Suppose I have $\;f_n:[a,\infty)\to\mathbb{R}$ and $\int_a^\infty f_n(x) dx$ exists. If $f_n\to f$ uniformly on $[a,\infty)$, I am able to show that $\int_a^\infty f(x)dx$ exists and $\int_a^\infty f(x)dx = \lim\limits_{b\to\infty}\lim\limits_{n\to\infty}\int_a^b f_n(x)dx$
Now the question is $$g_n(b):= \int_a^b f_n(x)dx,\;\;g(b) = \int_a^b f(x)dx$$
I know that $g_n(b)\to g(b)$ uniformly on any interval $[a,M]$, but is it true that
$$\lim_{n\to\infty}\lim_{b\to\infty}g_n(b) = \lim_{b\to\infty}\lim_{n\to\infty}g_n(b)$$
This is my attempt in trying to prove (disprove) $\int_a^\infty f(x)dx =\lim\limits_{n\to\infty}\int_a^\infty f_n(x)dx$, please help me.

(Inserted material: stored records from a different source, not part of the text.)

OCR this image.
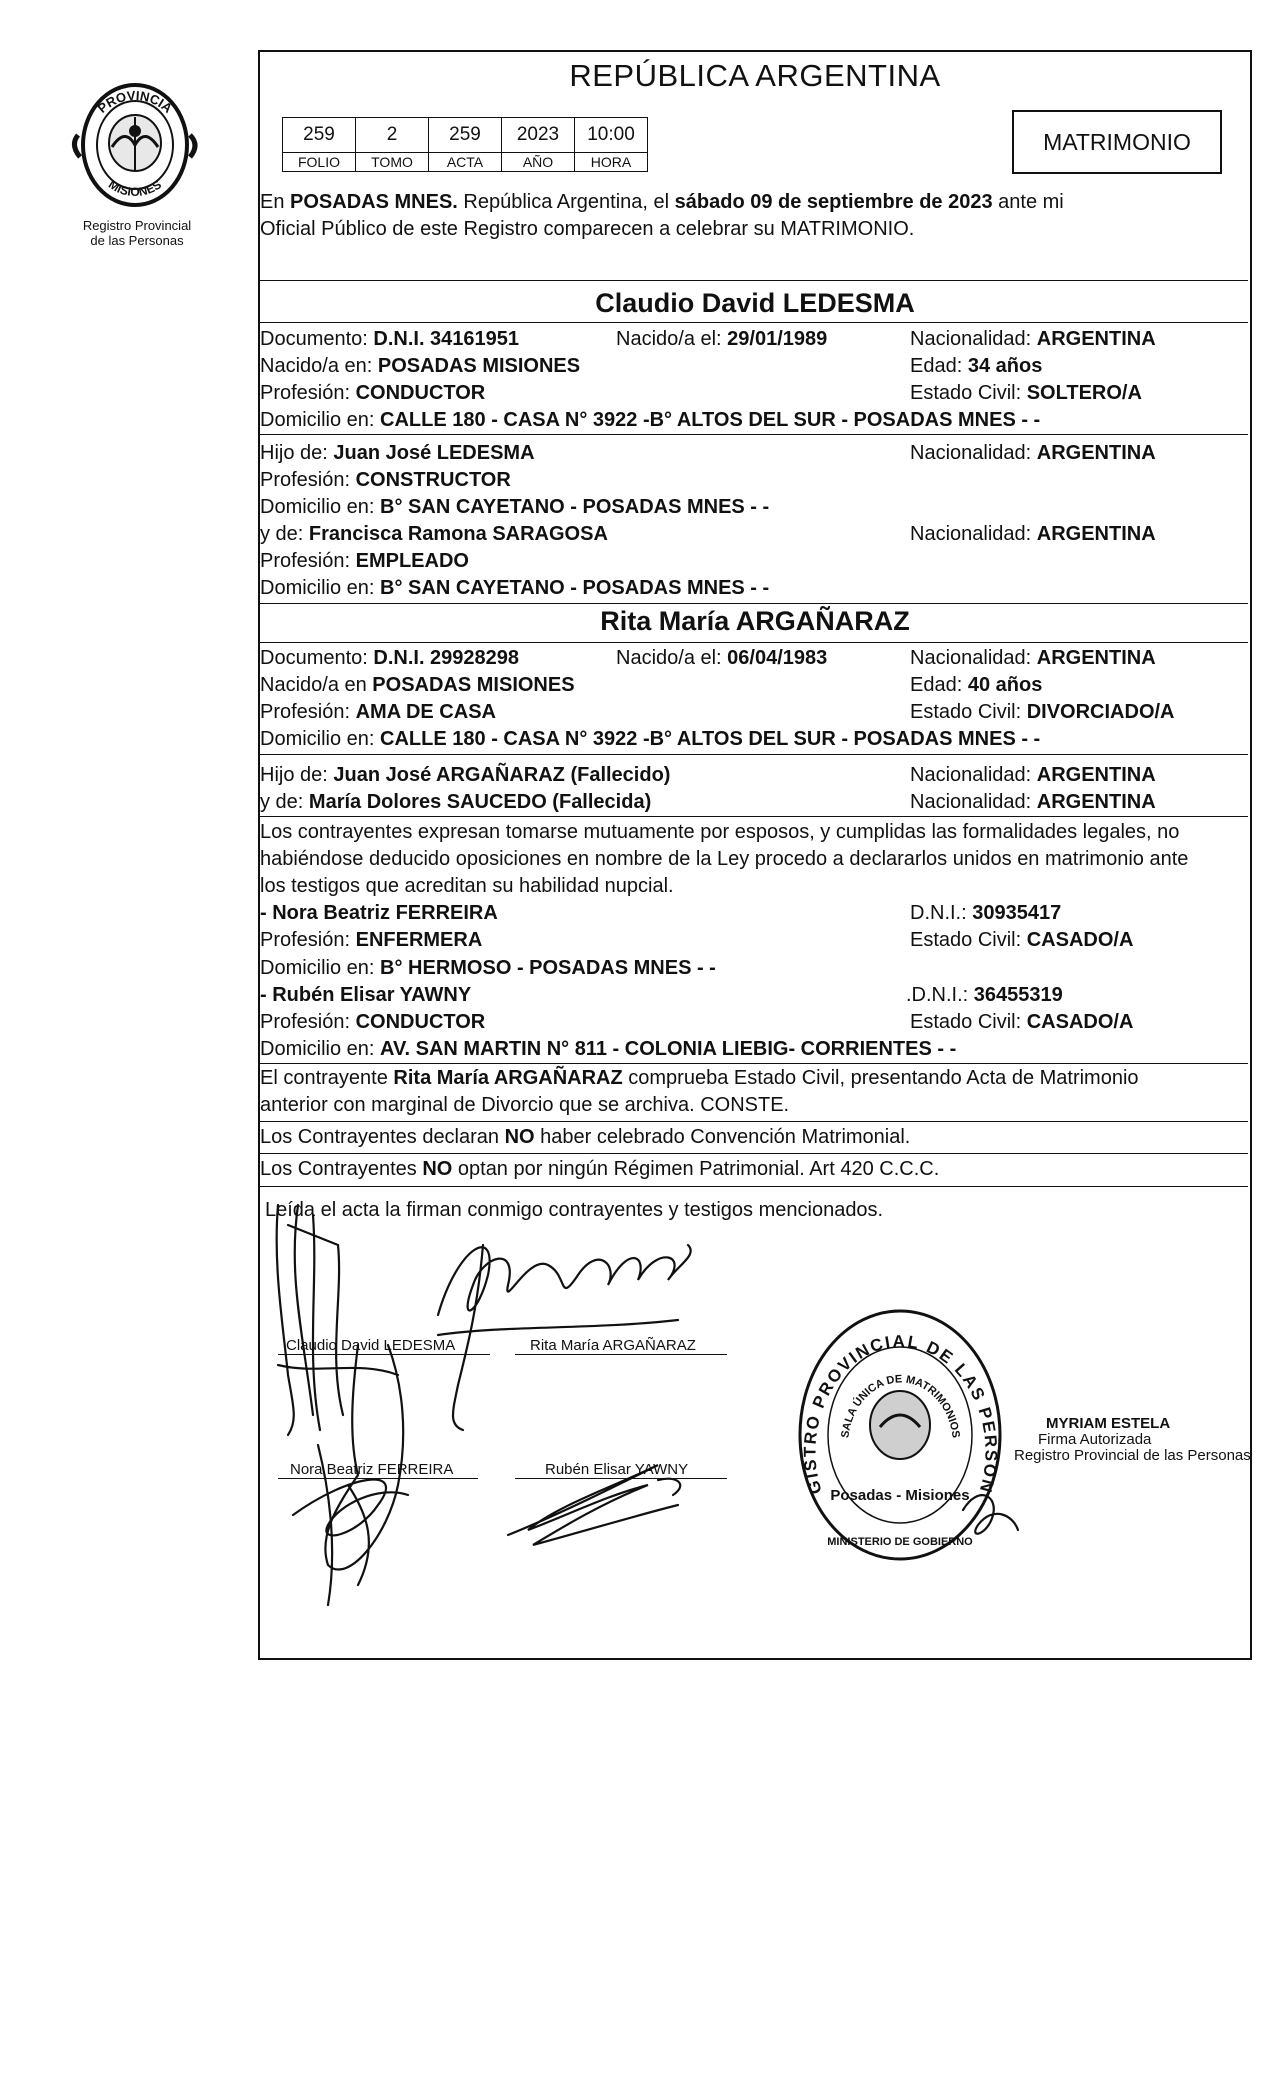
PROVINCIA
MISIONES
Registro Provincial
de las Personas
REPÚBLICA ARGENTINA
259	2	259	2023	10:00
FOLIO	TOMO	ACTA	AÑO	HORA
MATRIMONIO
En POSADAS MNES. República Argentina, el sábado 09 de septiembre de 2023 ante mi
Oficial Público de este Registro comparecen a celebrar su MATRIMONIO.
Claudio David LEDESMA
Documento: D.N.I. 34161951	Nacido/a el: 29/01/1989	Nacionalidad: ARGENTINA
Nacido/a en: POSADAS MISIONES	Edad: 34 años
Profesión: CONDUCTOR	Estado Civil: SOLTERO/A
Domicilio en: CALLE 180 - CASA N° 3922 -B° ALTOS DEL SUR - POSADAS MNES - -
Hijo de: Juan José LEDESMA	Nacionalidad: ARGENTINA
Profesión: CONSTRUCTOR
Domicilio en: B° SAN CAYETANO - POSADAS MNES - -
y de: Francisca Ramona SARAGOSA	Nacionalidad: ARGENTINA
Profesión: EMPLEADO
Domicilio en: B° SAN CAYETANO - POSADAS MNES - -
Rita María ARGAÑARAZ
Documento: D.N.I. 29928298	Nacido/a el: 06/04/1983	Nacionalidad: ARGENTINA
Nacido/a en POSADAS MISIONES	Edad: 40 años
Profesión: AMA DE CASA	Estado Civil: DIVORCIADO/A
Domicilio en: CALLE 180 - CASA N° 3922 -B° ALTOS DEL SUR - POSADAS MNES - -
Hijo de: Juan José ARGAÑARAZ (Fallecido)	Nacionalidad: ARGENTINA
y de: María Dolores SAUCEDO (Fallecida)	Nacionalidad: ARGENTINA
Los contrayentes expresan tomarse mutuamente por esposos, y cumplidas las formalidades legales, no
habiéndose deducido oposiciones en nombre de la Ley procedo a declararlos unidos en matrimonio ante
los testigos que acreditan su habilidad nupcial.
- Nora Beatriz FERREIRA	D.N.I.: 30935417
Profesión: ENFERMERA	Estado Civil: CASADO/A
Domicilio en: B° HERMOSO - POSADAS MNES - -
- Rubén Elisar YAWNY	.D.N.I.: 36455319
Profesión: CONDUCTOR	Estado Civil: CASADO/A
Domicilio en: AV. SAN MARTIN N° 811 - COLONIA LIEBIG- CORRIENTES - -
El contrayente Rita María ARGAÑARAZ comprueba Estado Civil, presentando Acta de Matrimonio
anterior con marginal de Divorcio que se archiva. CONSTE.
Los Contrayentes declaran NO haber celebrado Convención Matrimonial.
Los Contrayentes NO optan por ningún Régimen Patrimonial. Art 420 C.C.C.
Leída el acta la firman conmigo contrayentes y testigos mencionados.
Claudio David LEDESMA	Rita María ARGAÑARAZ
Nora Beatriz FERREIRA	Rubén Elisar YAWNY
GISTRO PROVINCIAL DE LAS PERSON
SALA ÚNICA DE MATRIMONIOS
Posadas - Misiones
MINISTERIO DE GOBIERNO
MYRIAM ESTELA
Firma Autorizada
Registro Provincial de las Personas
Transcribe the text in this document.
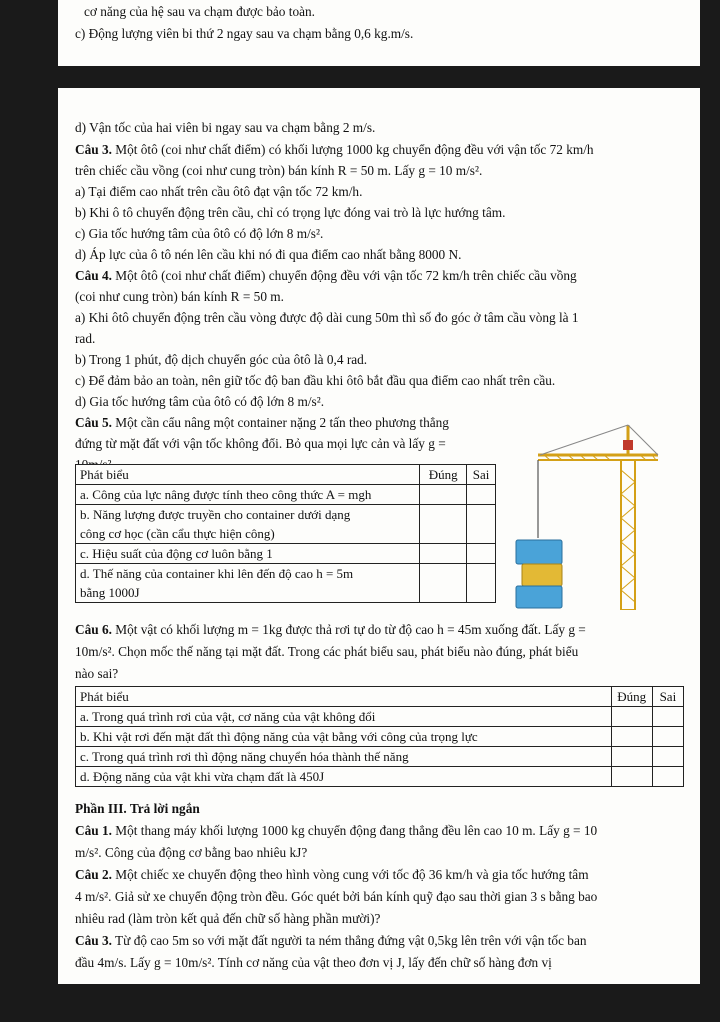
cơ năng của hệ sau va chạm được bảo toàn.
c) Động lượng viên bi thứ 2 ngay sau va chạm bằng 0,6 kg.m/s.
d) Vận tốc của hai viên bi ngay sau va chạm bằng 2 m/s.
Câu 3. Một ôtô (coi như chất điểm) có khối lượng 1000 kg chuyển động đều với vận tốc 72 km/h
trên chiếc cầu vồng (coi như cung tròn) bán kính R = 50 m. Lấy g = 10 m/s².
a) Tại điểm cao nhất trên cầu ôtô đạt vận tốc 72 km/h.
b) Khi ô tô chuyển động trên cầu, chỉ có trọng lực đóng vai trò là lực hướng tâm.
c) Gia tốc hướng tâm của ôtô có độ lớn 8 m/s².
d) Áp lực của ô tô nén lên cầu khi nó đi qua điểm cao nhất bằng 8000 N.
Câu 4. Một ôtô (coi như chất điểm) chuyển động đều với vận tốc 72 km/h trên chiếc cầu vồng
(coi như cung tròn) bán kính R = 50 m.
a) Khi ôtô chuyển động trên cầu vòng được độ dài cung 50m thì số đo góc ở tâm cầu vòng là 1
rad.
b) Trong 1 phút, độ dịch chuyển góc của ôtô là 0,4 rad.
c) Để đảm bảo an toàn, nên giữ tốc độ ban đầu khi ôtô bắt đầu qua điểm cao nhất trên cầu.
d) Gia tốc hướng tâm của ôtô có độ lớn 8 m/s².
Câu 5. Một cần cẩu nâng một container nặng 2 tấn theo phương thẳng
đứng từ mặt đất với vận tốc không đổi. Bỏ qua mọi lực cản và lấy g =
Phát biểu	Đúng	Sai
a. Công của lực nâng được tính theo công thức A = mgh		

b. Năng lượng được truyền cho container dưới dạng
công cơ học (cần cẩu thực hiện công)		

c. Hiệu suất của động cơ luôn bằng 1		

d. Thế năng của container khi lên đến độ cao h = 5m
bằng 1000J		

Câu 6. Một vật có khối lượng m = 1kg được thả rơi tự do từ độ cao h = 45m xuống đất. Lấy g =
10m/s². Chọn mốc thế năng tại mặt đất. Trong các phát biểu sau, phát biểu nào đúng, phát biểu
nào sai?
Phát biểu	Đúng	Sai
a. Trong quá trình rơi của vật, cơ năng của vật không đổi		
b. Khi vật rơi đến mặt đất thì động năng của vật bằng với công của trọng lực		
c. Trong quá trình rơi thì động năng chuyển hóa thành thế năng		
d. Động năng của vật khi vừa chạm đất là 450J		
Phần III. Trả lời ngắn
Câu 1. Một thang máy khối lượng 1000 kg chuyển động đang thẳng đều lên cao 10 m. Lấy g = 10
m/s². Công của động cơ bằng bao nhiêu kJ?
Câu 2. Một chiếc xe chuyển động theo hình vòng cung với tốc độ 36 km/h và gia tốc hướng tâm
4 m/s². Giả sử xe chuyển động tròn đều. Góc quét bởi bán kính quỹ đạo sau thời gian 3 s bằng bao
nhiêu rad (làm tròn kết quả đến chữ số hàng phần mười)?
Câu 3. Từ độ cao 5m so với mặt đất người ta ném thẳng đứng vật 0,5kg lên trên với vận tốc ban
đầu 4m/s. Lấy g = 10m/s². Tính cơ năng của vật theo đơn vị J, lấy đến chữ số hàng đơn vị
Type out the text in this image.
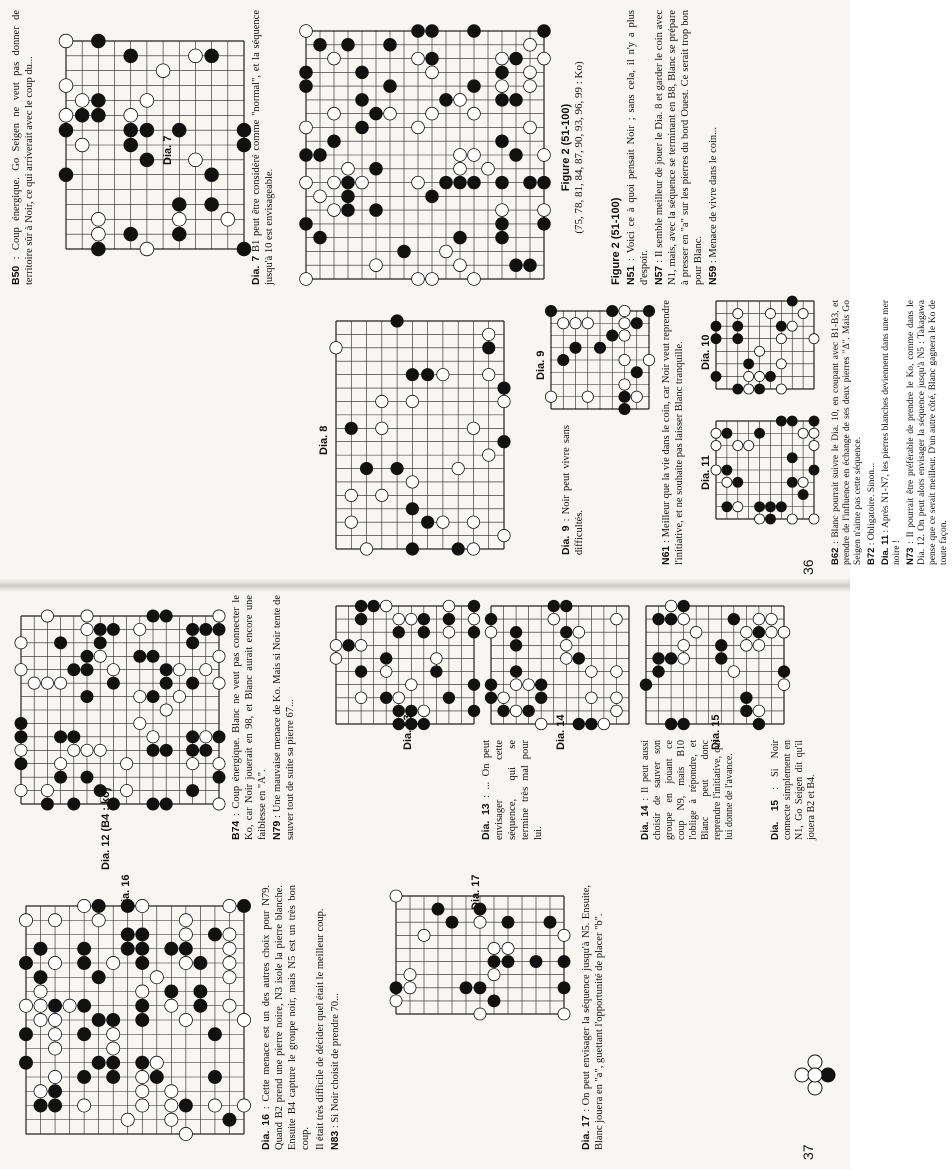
B50 : Coup énergique. Go Seigen ne veut pas donner de territoire sûr à Noir, ce qui arriverait avec le coup du...	Dia. 7

Dia. 7 B1 peut être considéré comme "normal", et la séquence jusqu'à 10 est envisageable.

Figure 2 (51-100) (75, 78, 81, 84, 87, 90, 93, 96, 99 : Ko)

Figure 2 (51-100) N51 : Voici ce à quoi pensait Noir ; sans cela, il n'y a plus d'espoir. N57 : Il semble meilleur de jouer le Dia. 8 et garder le coin avec N1, mais, avec la séquence se terminant en B8, Blanc se prépare à presser en "a" sur les pierres du bord Ouest. Ce serait trop bon pour Blanc. N59 : Menace de vivre dans le coin...

Dia. 8
Dia. 9

Dia. 9 : Noir peut vivre sans difficultés.

N61 : Meilleur que la vie dans le coin, car Noir veut reprendre l'initiative, et ne souhaite pas laisser Blanc tranquille. Dia. 10
Dia. 11

B62 : Blanc pourrait suivre le Dia. 10, en coupant avec B1-B3, et prendre de l'influence en échange de ses deux pierres "Δ". Mais Go Seigen n'aime pas cette séquence. B72 : Obligatoire. Sinon...

Dia. 11 : Après N1-N7, les pierres blanches deviennent dans une mer noire ! N73 : Il pourrait être préférable de prendre le Ko, comme dans le Dia. 12. On peut alors envisager la séquence jusqu'à N5 : Takagawa pense que ce serait meilleur. D'un autre côté, Blanc gagnera le Ko de toute façon.

36
Dia. 12 (B4 : ko)	B74 : Coup énergique. Blanc ne veut pas connecter le Ko, car Noir jouerait en 98, et Blanc aurait encore une faiblesse en "A". N79 : Une mauvaise menace de Ko. Mais si Noir tente de sauver tout de suite sa pierre 67...	Dia. 13

Dia. 13 : ... On peut envisager cette séquence, qui se termine très mal pour lui.

Dia. 14

Dia. 14 : Il peut aussi choisir de sauver son groupe en jouant ce coup N9, mais B10 l'oblige à répondre, et Blanc peut donc reprendre l'initiative, qui lui donne de l'avance.

Dia. 15

Dia. 15 : Si Noir connecte simplement en N1, Go Seigen dit qu'il jouera B2 et B4.

Dia. 16

Dia. 16 : Cette menace est un des autres choix pour N79. Quand B2 prend une pierre noire, N3 isole la pierre blanche. Ensuite B4 capture le groupe noir, mais N5 est un très bon coup. Il était très difficile de décider quel était le meilleur coup. N83 : Si Noir choisit de prendre 70...

Dia. 17

Dia. 17 : On peut envisager la séquence jusqu'à N5. Ensuite, Blanc jouera en "a", guettant l'opportunité de placer "b".

37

$$f_n(x) = \left\{\begin{array}{l l} \frac{1}{x} & \quad x\le n\\ \frac{1}{x^2} & \quad x>n\end{array}\right.\hspace{3cm}f(x) = \frac{1}{x}$$
Proof: $f_n(x)\to f$ on $[1,\infty)$
$$\forall \epsilon>0.\;\exists \frac{1}{n}<\epsilon.\;\sup\limits_{x\in [1,\infty)}|f_n(x)-f(x)| =\sup\limits_{x\in [n,\infty)}|\frac{1}{x}-\frac{1}{x^2}|<\sup\limits_{x\in [n,\infty)}|\frac{1}{x}|<\epsilon$$
$\Longrightarrow f_n(x)\to f(x)$ uniformly on $[1,\infty)\hspace{1cm}//$
$$b>n.\;\int_1^b f_n(x) dx=\log(n)+\frac{1}{n}-\frac{1}{b}\Longrightarrow \int_1^\infty f_n(x)dx = \log(n)+\frac{1}{n}$$
$\int_1^b f(x)dx = \log(b)\Longrightarrow\int_1^\infty f(x)dx$ does not exist.
So my statement is false in my question. Sorry about that.